现在,我可能会更好地理解你(感谢@vash_the_stampede的澄清评论)。这种方法嵌套了几个循环来比较列表列表中的每个列表,并确定其中一个列表是否是另一个列表的子集。然后,如果比较列表是超集/子集,它将创建一个元组的输出列表,每个元组包含两个比较列表的索引,这两个比较列表的索引顺序最长,并且这些比较列表的长度不同。你知道吗

重要提示:这种方法不比较列表顺序,因此它可以提供您可能不想要的输出,例如[1,2,4,5]是长度差为1的[1,2,3,4,5]的子集。或者,具体到您的示例,与示例输出相比,这种方法会输出一个额外的元组,因为索引8处的[3,4,5,6]是索引4处的[2,3,4,5,6,7,8]的子集,长度相差3。我认为来自@DSM的答案处理了这个问题,因此它可能更接近您的需要。你知道吗

当前数据集的输出示例:

a = [[1,2,3,4,5], [4,5,6,7,8], [1,2,3,4], [4,5,6,7,8,9], [2,3,4,5,6,7,8], [6,7,8,9], [5,6,7,8,9], [2,3,4,5,6], [3,4,5,6], [11,12,13,14,15], [13,14,15]]

output = []
for i in range(len(a)):
    for j in range(i + 1, len(a)):
       if set(a[i]).issubset(a[j]) or set(a[i]).issuperset(a[j]):
           diff = abs(len(a[i]) - len(a[j]))
           if len(a[i]) > len(a[j]):
               output.append((i, j, diff))
           else:
               output.append((j, i, diff))

print(output)

# OUTPUT
# [(0, 2, 1), (3, 1, 1), (4, 1, 2), (3, 5, 2), (3, 6, 1), (4, 7, 2), (4, 8, 3), (6, 5, 1), (7, 8, 1), (9, 10, 2)]

原件:

如果我理解正确,那么您可以嵌套几个循环来比较列表列表中的每个列表。然后,创建一个元组输出列表,每个元组包含两个比较列表的索引以及这些比较列表的长度差异。例如:

a = [[1,2,3,4,5], [4,5,6,7,8], [1,2,3,4], [4,5,6,7,8,9], [2,3,4,5,6,7,8], [6,7,8,9], [5,6,7,8,9], [2,3,4,5,6], [3,4,5,6], [11,12,13,14,15], [13,14,15]]

output = []
for i in range(len(a)):
    for j in range(i + 1, len(a)):
       diff = abs(len(a[i]) - len(a[j]))
       output.append((i, j, diff))

print(output)

# OUTPUT
# [(0, 1, 0), (0, 2, 1), (0, 3, 1), (0, 4, 2), (0, 5, 1), (0, 6, 0), (0, 7, 0), (0, 8, 1), (0, 9, 0), (0, 10, 2), (1, 2, 1), (1, 3, 1), (1, 4, 2), (1, 5, 1), (1, 6, 0), (1, 7, 0), (1, 8, 1), (1, 9, 0), (1, 10, 2), (2, 3, 2), (2, 4, 3), (2, 5, 0), (2, 6, 1), (2, 7, 1), (2, 8, 0), (2, 9, 1), (2, 10, 1), (3, 4, 1), (3, 5, 2), (3, 6, 1), (3, 7, 1), (3, 8, 2), (3, 9, 1), (3, 10, 3), (4, 5, 3), (4, 6, 2), (4, 7, 2), (4, 8, 3), (4, 9, 2), (4, 10, 4), (5, 6, 1), (5, 7, 1), (5, 8, 0), (5, 9, 1), (5, 10, 1), (6, 7, 0), (6, 8, 1), (6, 9, 0), (6, 10, 2), (7, 8, 1), (7, 9, 0), (7, 10, 2), (8, 9, 1), (8, 10, 1), (9, 10, 2)]

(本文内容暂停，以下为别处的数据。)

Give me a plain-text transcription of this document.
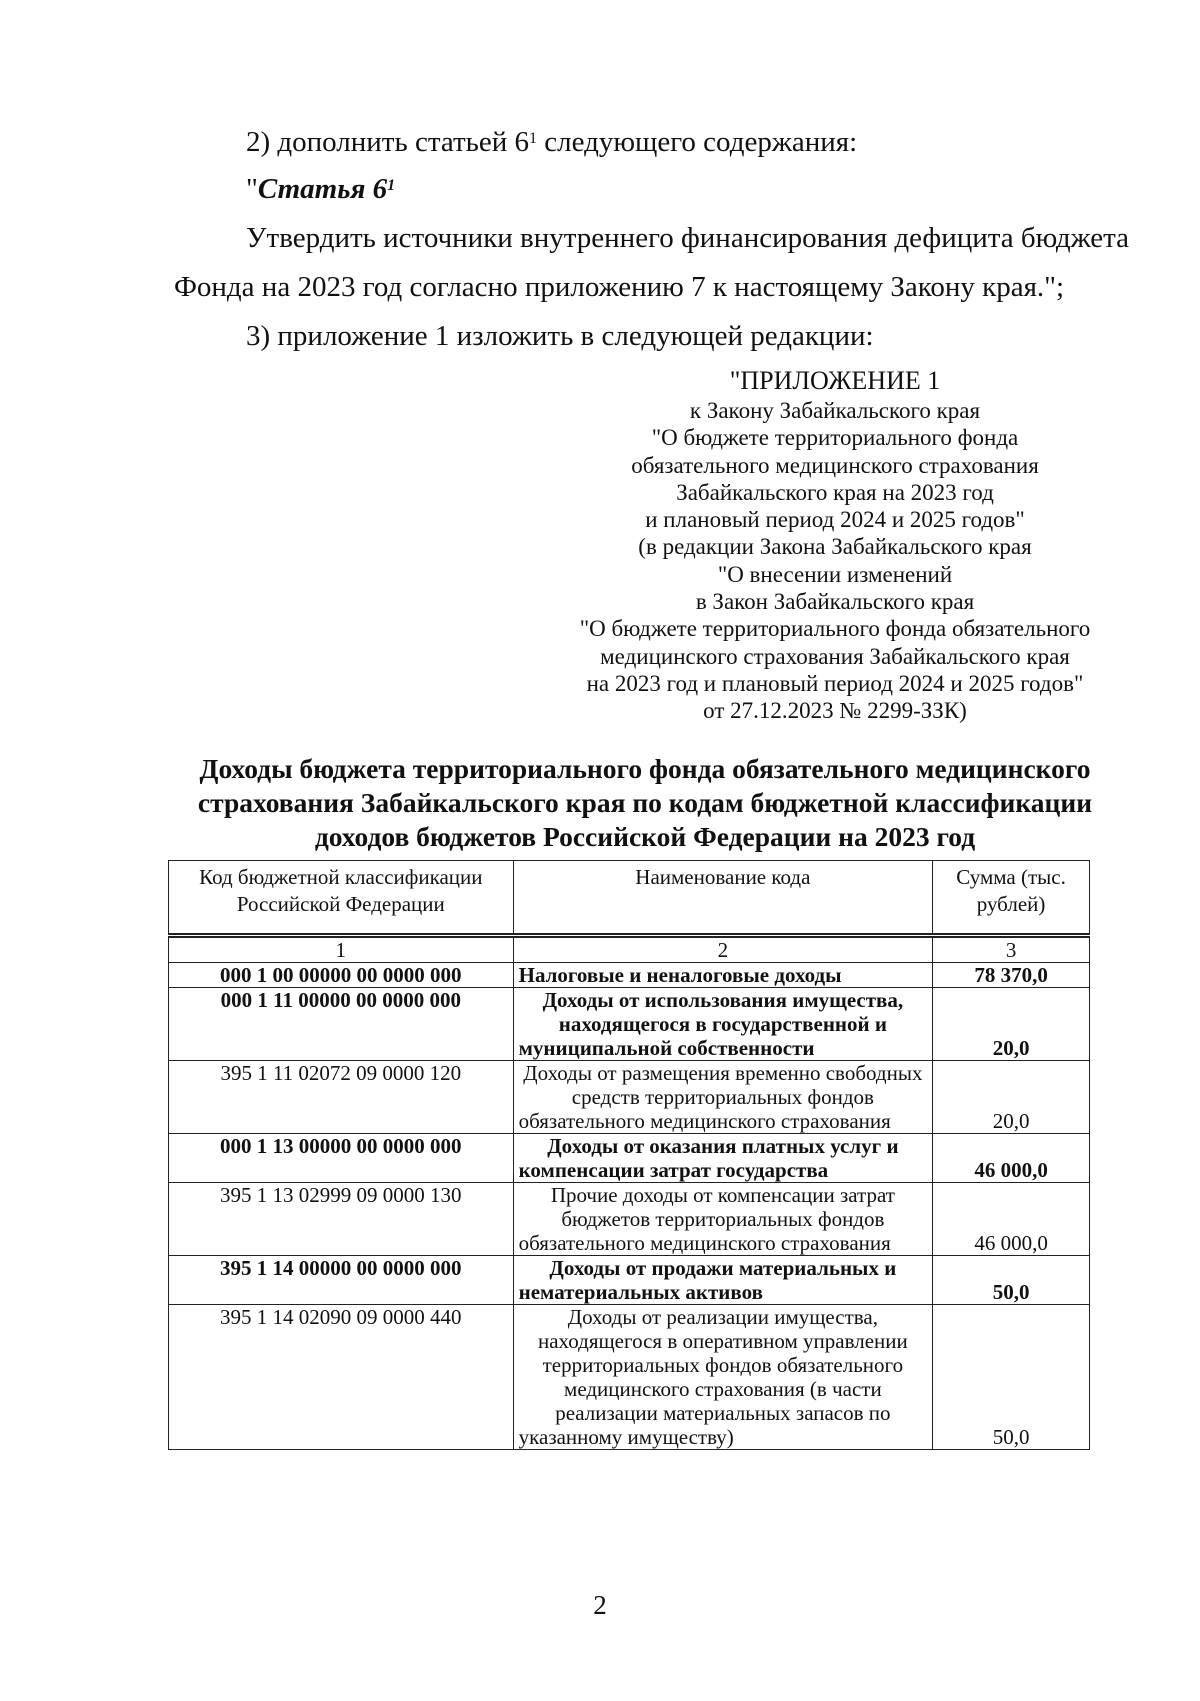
2) дополнить статьей $6^1$ следующего содержания:
"Статья $6^1$
Утвердить источники внутреннего финансирования дефицита бюджета
Фонда на 2023 год согласно приложению 7 к настоящему Закону края.";
3) приложение 1 изложить в следующей редакции:
"ПРИЛОЖЕНИЕ 1
к Закону Забайкальского края
"О бюджете территориального фонда
обязательного медицинского страхования
Забайкальского края на 2023 год
и плановый период 2024 и 2025 годов"
(в редакции Закона Забайкальского края
"О внесении изменений
в Закон Забайкальского края
"О бюджете территориального фонда обязательного
медицинского страхования Забайкальского края
на 2023 год и плановый период 2024 и 2025 годов"
от 27.12.2023 № 2299-ЗЗК)
Доходы бюджета территориального фонда обязательного медицинского
страхования Забайкальского края по кодам бюджетной классификации
доходов бюджетов Российской Федерации на 2023 год
Код бюджетной классификации Российской Федерации	Наименование кода	Сумма (тыс. рублей)
1	2	3
000 1 00 00000 00 0000 000	Налоговые и неналоговые доходы	78 370,0
000 1 11 00000 00 0000 000	Доходы от использования имущества, находящегося в государственной и муниципальной собственности	20,0
395 1 11 02072 09 0000 120	Доходы от размещения временно свободных средств территориальных фондов обязательного медицинского страхования	20,0
000 1 13 00000 00 0000 000	Доходы от оказания платных услуг и компенсации затрат государства	46 000,0
395 1 13 02999 09 0000 130	Прочие доходы от компенсации затрат бюджетов территориальных фондов обязательного медицинского страхования	46 000,0
395 1 14 00000 00 0000 000	Доходы от продажи материальных и нематериальных активов	50,0
395 1 14 02090 09 0000 440	Доходы от реализации имущества, находящегося в оперативном управлении территориальных фондов обязательного медицинского страхования (в части реализации материальных запасов по указанному имуществу)	50,0
2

嗯,我相信这可以更有效地完成,但我所做的是创建原始列表的副本,其中每一个项目的两端都缩短了一到两个,然后比较这些项目,并返回相应长度的索引,它们的差异,它的工作,但它相当大,我会看到减少它

l1 = a[:]

tups = []
for idx, item in enumerate(l1):
    for x, i in enumerate(a):
        if sorted(item[:-1]) == sorted(i):
            tups.append((idx, x, 1))
        elif sorted(item[:-2]) == sorted(i):
            tups.append((idx, x, 2))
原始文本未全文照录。